Thanks to Paragon Bank’s Triple Access account, customers will be allowed three withdrawals within a 12-month period without affecting their interest rate.
However, if a saver were to make a fourth withdrawal, the interest rate is reduced to 0.75 percent AER.
Through this particular account, savers can make unlimited deposits without penalty or restrictions.
As it stands, the bank’s Triple Access account is available for balances between £1 and £500,000.
Derek Sprawling, a savings director at Paragon Bank, emphasised why this particular offering can provide customers with a “higher rate”.
He explained: “In recent months we’ve been happy to see savers increasingly switch savings products in a rising rate environment, showing a preference for fixed-term products over easy access accounts.
“However, as the outlook for future rates has potentially peaked, we expect our Triple Access account to offer a great choice for those customers who don’t want to, or can’t, tie their money up.
“By limiting savers to three withdrawals per year we can offer a higher rate in return for rainy day savings.”
This latest move from Paragon Bank comes amid a wave of interest rate hikes from high street banks and building societies.
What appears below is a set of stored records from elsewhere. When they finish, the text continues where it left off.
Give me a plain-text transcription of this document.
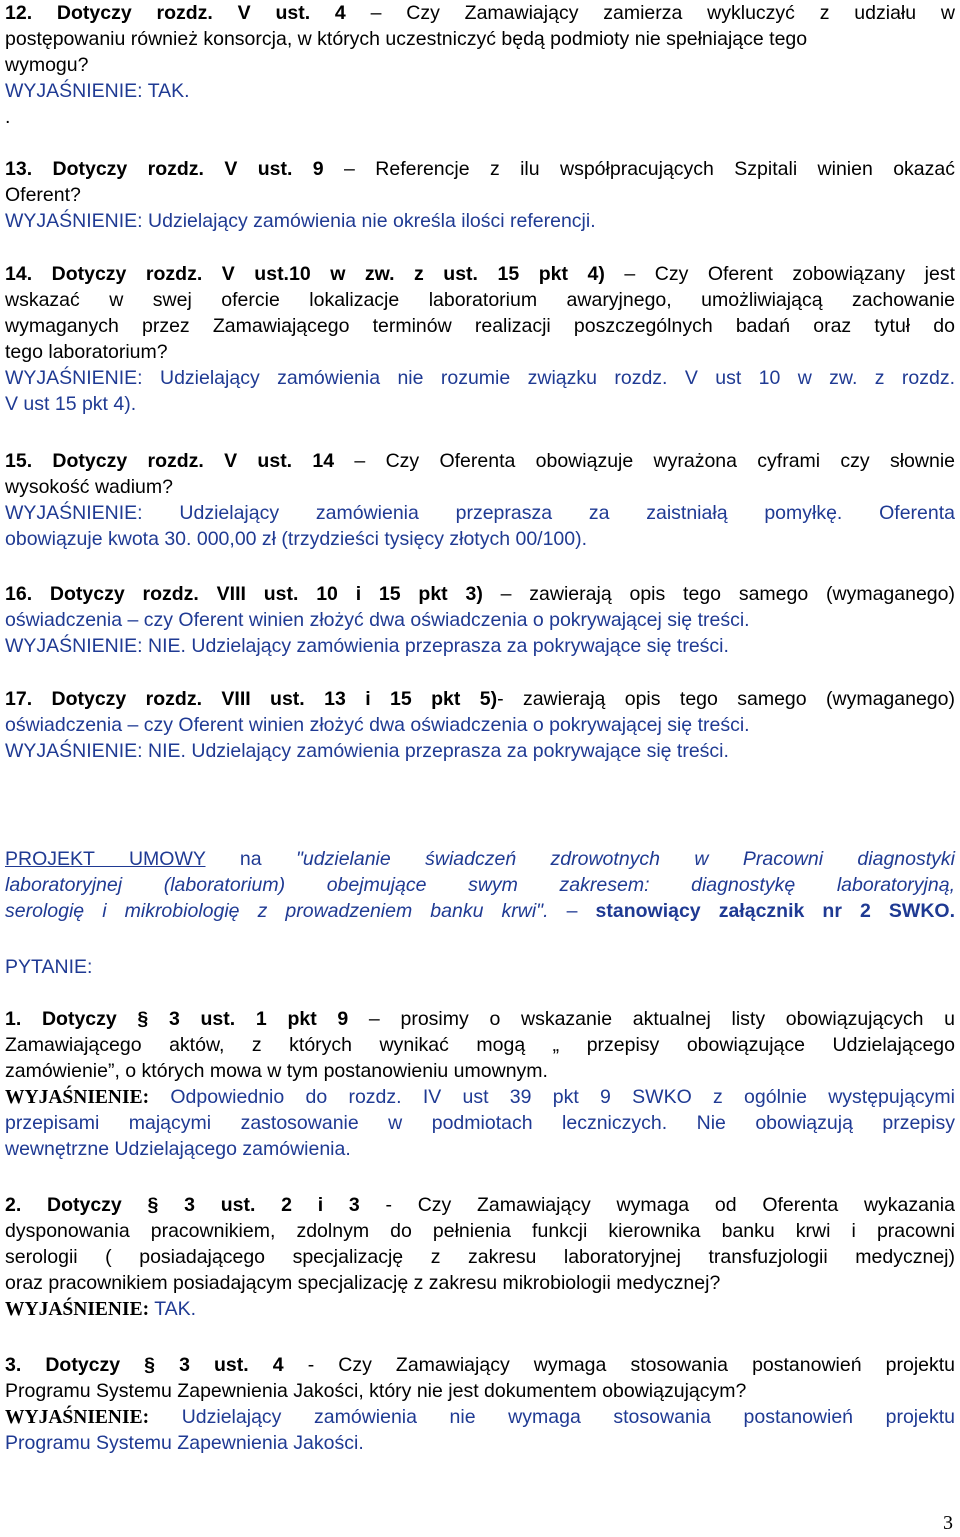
12. Dotyczy rozdz. V ust. 4 – Czy Zamawiający zamierza wykluczyć z udziału w
postępowaniu również konsorcja, w których uczestniczyć będą podmioty nie spełniające tego
wymogu?
WYJAŚNIENIE: TAK.
.
13. Dotyczy rozdz. V ust. 9 – Referencje z ilu współpracujących Szpitali winien okazać
Oferent?
WYJAŚNIENIE: Udzielający zamówienia nie określa ilości referencji.
14. Dotyczy rozdz. V ust.10 w zw. z ust. 15 pkt 4) – Czy Oferent zobowiązany jest
wskazać w swej ofercie lokalizacje laboratorium awaryjnego, umożliwiającą zachowanie
wymaganych przez Zamawiającego terminów realizacji poszczególnych badań oraz tytuł do
tego laboratorium?
WYJAŚNIENIE: Udzielający zamówienia nie rozumie związku rozdz. V ust 10 w zw. z rozdz.
V ust 15 pkt 4).
15. Dotyczy rozdz. V ust. 14 – Czy Oferenta obowiązuje wyrażona cyframi czy słownie
wysokość wadium?
WYJAŚNIENIE: Udzielający zamówienia przeprasza za zaistniałą pomyłkę. Oferenta
obowiązuje kwota 30. 000,00 zł (trzydzieści tysięcy złotych 00/100).
16. Dotyczy rozdz. VIII ust. 10 i 15 pkt 3) – zawierają opis tego samego (wymaganego)
oświadczenia – czy Oferent winien złożyć dwa oświadczenia o pokrywającej się treści.
WYJAŚNIENIE: NIE. Udzielający zamówienia przeprasza za pokrywające się treści.
17. Dotyczy rozdz. VIII ust. 13 i 15 pkt 5)- zawierają opis tego samego (wymaganego)
oświadczenia – czy Oferent winien złożyć dwa oświadczenia o pokrywającej się treści.
WYJAŚNIENIE: NIE. Udzielający zamówienia przeprasza za pokrywające się treści.
PROJEKT UMOWY na "udzielanie świadczeń zdrowotnych w Pracowni diagnostyki
laboratoryjnej (laboratorium) obejmujące swym zakresem: diagnostykę laboratoryjną,
serologię i mikrobiologię z prowadzeniem banku krwi". – stanowiący załącznik nr 2 SWKO.
PYTANIE:
1. Dotyczy § 3 ust. 1 pkt 9 – prosimy o wskazanie aktualnej listy obowiązujących u
Zamawiającego aktów, z których wynikać mogą „ przepisy obowiązujące Udzielającego
zamówienie”, o których mowa w tym postanowieniu umownym.
WYJAŚNIENIE: Odpowiednio do rozdz. IV ust 39 pkt 9 SWKO z ogólnie występującymi
przepisami mającymi zastosowanie w podmiotach leczniczych. Nie obowiązują przepisy
wewnętrzne Udzielającego zamówienia.
2. Dotyczy § 3 ust. 2 i 3 - Czy Zamawiający wymaga od Oferenta wykazania
dysponowania pracownikiem, zdolnym do pełnienia funkcji kierownika banku krwi i pracowni
serologii ( posiadającego specjalizację z zakresu laboratoryjnej transfuzjologii medycznej)
oraz pracownikiem posiadającym specjalizację z zakresu mikrobiologii medycznej?
WYJAŚNIENIE: TAK.
3. Dotyczy § 3 ust. 4 - Czy Zamawiający wymaga stosowania postanowień projektu
Programu Systemu Zapewnienia Jakości, który nie jest dokumentem obowiązującym?
WYJAŚNIENIE: Udzielający zamówienia nie wymaga stosowania postanowień projektu
Programu Systemu Zapewnienia Jakości.
3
Financial institutions have passed on boosted rate increases to their customers following the Bank of England’s decision over the base rate.
The base rate is the rate at which the central bank charges other financial institutions for borrowing.
In the past year, the Bank of England has raised the base rate ten consecutive times in a bid to control the impact of inflation on the economy.
READ MORE: Recession fears continue despite UK economy growing
As a result, the base rate is now at four percent which has been partially passed on to the customers of Paragon Bank.
However, concerns have been raised about whether savings interest rates will be able to directly compete with inflation.
The latest figures for Consumer Price Index (CPI) inflation came to 10.5 percent which is significantly higher than any interest rate on offer to savers.
With this dilemma, returns from savings accounts are being diminished due to inflation’s influence.
Sarah Coles, the head of personal finance at Hargreaves Lansdown, shared: “It’s going to be a savage year for savings, as millions of people plunder their emergency savings pots.
“There are already signs that rampant inflation has forced people to dip in, leaving some vulnerable groups particularly exposed, and the pain is far from over.
“Runaway price rises have hit hard – with double-digit inflation pushing our expenses up far faster than our incomes.
“At the moment over a third of us have had to adapt either by cutting costs, spending our savings, or running up debts.
“The inflation rate for the essentials has been twice that of non-essentials, and because the essentials are so difficult to cut, it means an awful lot of people have eroded their savings.”